I have much more appreciation of just how big North America is. And I experience more of what is in between my starting and ending points are when I go by bus or train than when I fly. I have a much better sense of all of the places between Chicago and San Francisco because I went by train than I would have if I had flown from Chicago to San Francisco (I got to go through the Rocky Mountains in winter!) Heck, I got to know the coach car attendant (we were both on the same train for three days) way better than I’ve gotten to know any flight attendant (on Amtrak, conductors and engineers take shifts, and are allowed to get off the train when their shift ends, so the conductor will keep on changing every 8 hours or so, but the attendants are required to stay on the train from start to finish, even if it takes 3 days).

And because I am basically charging myself an inconvenience penalty for travel, I savor the travel more. Instead of dreaming about visiting distant countries, I am getting to know the United States (and North America) way better than I ever did before I gave up air travel. And I am discovering more wonderful places right here in California which I may not have otherwise considered visiting.
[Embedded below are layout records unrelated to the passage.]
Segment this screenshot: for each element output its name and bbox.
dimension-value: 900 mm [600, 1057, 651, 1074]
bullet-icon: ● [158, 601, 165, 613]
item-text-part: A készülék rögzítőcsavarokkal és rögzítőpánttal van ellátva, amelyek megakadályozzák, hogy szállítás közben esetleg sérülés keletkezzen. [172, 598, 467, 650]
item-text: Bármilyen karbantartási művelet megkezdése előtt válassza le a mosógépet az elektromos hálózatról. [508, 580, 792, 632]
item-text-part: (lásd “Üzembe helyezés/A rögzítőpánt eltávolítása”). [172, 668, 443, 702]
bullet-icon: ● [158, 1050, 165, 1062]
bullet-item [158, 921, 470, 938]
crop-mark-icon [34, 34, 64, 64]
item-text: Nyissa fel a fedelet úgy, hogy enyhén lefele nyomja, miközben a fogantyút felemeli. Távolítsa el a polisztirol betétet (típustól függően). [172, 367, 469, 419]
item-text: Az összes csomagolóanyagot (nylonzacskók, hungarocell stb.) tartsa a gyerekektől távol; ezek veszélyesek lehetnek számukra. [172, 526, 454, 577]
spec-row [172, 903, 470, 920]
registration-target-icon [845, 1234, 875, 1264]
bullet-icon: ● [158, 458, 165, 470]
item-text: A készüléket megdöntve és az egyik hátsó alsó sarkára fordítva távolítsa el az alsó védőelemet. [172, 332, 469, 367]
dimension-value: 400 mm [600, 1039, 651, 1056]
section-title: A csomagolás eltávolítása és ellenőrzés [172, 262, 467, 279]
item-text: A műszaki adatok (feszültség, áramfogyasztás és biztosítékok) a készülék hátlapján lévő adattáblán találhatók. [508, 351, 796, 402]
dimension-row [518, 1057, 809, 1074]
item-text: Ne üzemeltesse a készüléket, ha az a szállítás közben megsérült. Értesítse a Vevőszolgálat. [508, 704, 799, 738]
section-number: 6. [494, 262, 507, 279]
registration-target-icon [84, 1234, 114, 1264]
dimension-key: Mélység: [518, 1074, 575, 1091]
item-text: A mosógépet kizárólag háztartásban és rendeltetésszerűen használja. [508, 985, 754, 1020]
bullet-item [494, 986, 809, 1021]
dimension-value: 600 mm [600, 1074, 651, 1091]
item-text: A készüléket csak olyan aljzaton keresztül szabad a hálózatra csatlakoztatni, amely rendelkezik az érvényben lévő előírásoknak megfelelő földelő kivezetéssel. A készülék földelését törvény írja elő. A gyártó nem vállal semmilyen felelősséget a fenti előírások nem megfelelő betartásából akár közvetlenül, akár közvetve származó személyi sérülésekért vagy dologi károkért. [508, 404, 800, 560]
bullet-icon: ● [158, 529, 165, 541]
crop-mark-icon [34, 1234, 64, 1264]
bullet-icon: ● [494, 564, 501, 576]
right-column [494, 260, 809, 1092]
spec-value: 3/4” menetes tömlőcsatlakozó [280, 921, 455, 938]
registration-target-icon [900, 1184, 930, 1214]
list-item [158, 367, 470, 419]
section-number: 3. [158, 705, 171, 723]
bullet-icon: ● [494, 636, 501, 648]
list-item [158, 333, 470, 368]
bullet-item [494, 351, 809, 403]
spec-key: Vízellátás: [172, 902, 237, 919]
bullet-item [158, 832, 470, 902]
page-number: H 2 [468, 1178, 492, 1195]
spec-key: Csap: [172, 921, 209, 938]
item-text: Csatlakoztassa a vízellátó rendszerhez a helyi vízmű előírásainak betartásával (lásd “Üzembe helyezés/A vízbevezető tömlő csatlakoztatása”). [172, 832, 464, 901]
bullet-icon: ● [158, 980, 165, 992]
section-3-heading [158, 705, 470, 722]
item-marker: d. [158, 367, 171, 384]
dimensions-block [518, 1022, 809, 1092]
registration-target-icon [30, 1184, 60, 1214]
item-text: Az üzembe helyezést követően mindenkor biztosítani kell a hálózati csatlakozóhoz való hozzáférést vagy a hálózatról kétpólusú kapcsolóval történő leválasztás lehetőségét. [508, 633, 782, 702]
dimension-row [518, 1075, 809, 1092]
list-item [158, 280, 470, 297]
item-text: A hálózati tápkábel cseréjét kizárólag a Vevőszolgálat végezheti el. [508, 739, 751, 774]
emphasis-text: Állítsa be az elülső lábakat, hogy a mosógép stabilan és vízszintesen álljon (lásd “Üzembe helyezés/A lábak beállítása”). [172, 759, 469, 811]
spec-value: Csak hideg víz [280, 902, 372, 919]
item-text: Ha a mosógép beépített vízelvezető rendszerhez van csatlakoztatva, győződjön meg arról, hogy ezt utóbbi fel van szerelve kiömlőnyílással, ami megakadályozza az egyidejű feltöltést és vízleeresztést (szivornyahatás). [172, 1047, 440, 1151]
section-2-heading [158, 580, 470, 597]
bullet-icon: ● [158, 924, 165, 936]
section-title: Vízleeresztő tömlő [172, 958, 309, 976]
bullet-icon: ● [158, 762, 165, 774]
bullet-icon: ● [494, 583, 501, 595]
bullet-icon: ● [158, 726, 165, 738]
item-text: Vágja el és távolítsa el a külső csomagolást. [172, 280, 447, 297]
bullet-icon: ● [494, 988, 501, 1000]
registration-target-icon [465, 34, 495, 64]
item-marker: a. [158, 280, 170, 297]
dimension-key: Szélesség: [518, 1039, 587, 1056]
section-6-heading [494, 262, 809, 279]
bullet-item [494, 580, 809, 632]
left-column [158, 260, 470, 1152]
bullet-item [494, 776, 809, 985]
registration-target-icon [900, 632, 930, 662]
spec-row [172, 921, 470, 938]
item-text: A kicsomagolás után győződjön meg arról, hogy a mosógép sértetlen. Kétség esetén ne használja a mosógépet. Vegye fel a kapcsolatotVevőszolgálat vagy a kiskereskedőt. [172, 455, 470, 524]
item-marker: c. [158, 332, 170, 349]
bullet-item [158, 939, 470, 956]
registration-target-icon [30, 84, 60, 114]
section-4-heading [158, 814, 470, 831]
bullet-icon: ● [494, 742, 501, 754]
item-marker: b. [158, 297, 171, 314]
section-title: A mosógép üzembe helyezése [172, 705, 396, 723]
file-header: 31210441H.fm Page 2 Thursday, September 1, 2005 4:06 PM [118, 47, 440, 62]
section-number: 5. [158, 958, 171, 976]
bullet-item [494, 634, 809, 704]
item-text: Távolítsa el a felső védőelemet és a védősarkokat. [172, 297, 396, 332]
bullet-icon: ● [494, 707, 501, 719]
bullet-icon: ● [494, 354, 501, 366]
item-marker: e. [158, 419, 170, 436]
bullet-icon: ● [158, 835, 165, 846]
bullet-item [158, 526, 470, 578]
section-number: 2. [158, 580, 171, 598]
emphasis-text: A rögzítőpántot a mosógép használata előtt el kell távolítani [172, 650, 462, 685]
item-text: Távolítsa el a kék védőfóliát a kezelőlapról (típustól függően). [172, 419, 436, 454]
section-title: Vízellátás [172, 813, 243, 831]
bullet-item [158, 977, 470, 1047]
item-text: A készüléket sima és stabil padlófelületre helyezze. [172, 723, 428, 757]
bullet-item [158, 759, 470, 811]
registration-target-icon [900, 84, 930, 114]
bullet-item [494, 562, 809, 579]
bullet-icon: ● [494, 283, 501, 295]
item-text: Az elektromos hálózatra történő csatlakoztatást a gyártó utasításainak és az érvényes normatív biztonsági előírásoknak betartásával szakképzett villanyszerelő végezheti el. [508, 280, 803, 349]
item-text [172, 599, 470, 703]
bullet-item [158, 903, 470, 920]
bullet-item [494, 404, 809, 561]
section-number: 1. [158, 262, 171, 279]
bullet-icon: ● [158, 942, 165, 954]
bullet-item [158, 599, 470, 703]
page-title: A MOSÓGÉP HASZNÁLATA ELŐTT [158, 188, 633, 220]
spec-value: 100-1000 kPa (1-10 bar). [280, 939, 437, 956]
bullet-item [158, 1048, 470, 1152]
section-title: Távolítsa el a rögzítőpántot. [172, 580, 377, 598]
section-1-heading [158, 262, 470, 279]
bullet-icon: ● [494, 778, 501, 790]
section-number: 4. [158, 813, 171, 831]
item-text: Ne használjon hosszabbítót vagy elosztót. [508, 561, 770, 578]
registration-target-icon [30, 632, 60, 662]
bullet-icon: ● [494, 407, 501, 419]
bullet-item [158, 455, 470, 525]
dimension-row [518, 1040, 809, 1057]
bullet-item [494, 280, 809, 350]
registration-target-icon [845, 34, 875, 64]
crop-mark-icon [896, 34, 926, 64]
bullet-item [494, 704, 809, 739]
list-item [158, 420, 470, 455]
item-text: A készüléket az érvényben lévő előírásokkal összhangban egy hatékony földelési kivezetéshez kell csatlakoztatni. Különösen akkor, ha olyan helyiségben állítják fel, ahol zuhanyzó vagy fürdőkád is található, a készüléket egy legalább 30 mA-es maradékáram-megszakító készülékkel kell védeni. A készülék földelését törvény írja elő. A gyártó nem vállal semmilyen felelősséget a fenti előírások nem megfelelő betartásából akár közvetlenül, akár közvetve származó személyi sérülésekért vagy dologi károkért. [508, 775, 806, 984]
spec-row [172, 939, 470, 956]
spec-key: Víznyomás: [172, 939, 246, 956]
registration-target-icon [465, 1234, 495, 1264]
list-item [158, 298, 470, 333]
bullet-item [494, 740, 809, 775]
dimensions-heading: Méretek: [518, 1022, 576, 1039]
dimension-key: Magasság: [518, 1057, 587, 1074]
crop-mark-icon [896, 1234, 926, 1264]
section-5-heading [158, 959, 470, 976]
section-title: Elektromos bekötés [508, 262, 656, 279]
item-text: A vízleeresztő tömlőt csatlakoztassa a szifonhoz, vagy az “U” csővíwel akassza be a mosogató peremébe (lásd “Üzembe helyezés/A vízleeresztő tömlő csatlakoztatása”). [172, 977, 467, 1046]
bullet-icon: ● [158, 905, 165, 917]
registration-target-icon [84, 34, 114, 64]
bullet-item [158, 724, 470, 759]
It does not bother me that some people prefer air travel. What does bother me is how so many North Americans find it so difficult to conceive of someone covering long distances in North America without an airplane or car. It’s that assumption that I am going to the airport and ‘fly out’ or whatever. I am surprised by how prevalent this attitude is even among long-distance hikers, who know something about slow travel (though there are also a lot of long-distance hikers who are totally into trains – I have been surprised by how many long-distance hikers I’ve met on Amtrak’s Coast Starlight line).

My goal for this post is not to convince anybody to give up air travel. My goal for this post is to help people grasp the concept of travelling a lot without airplanes (or cars) in the 21st century.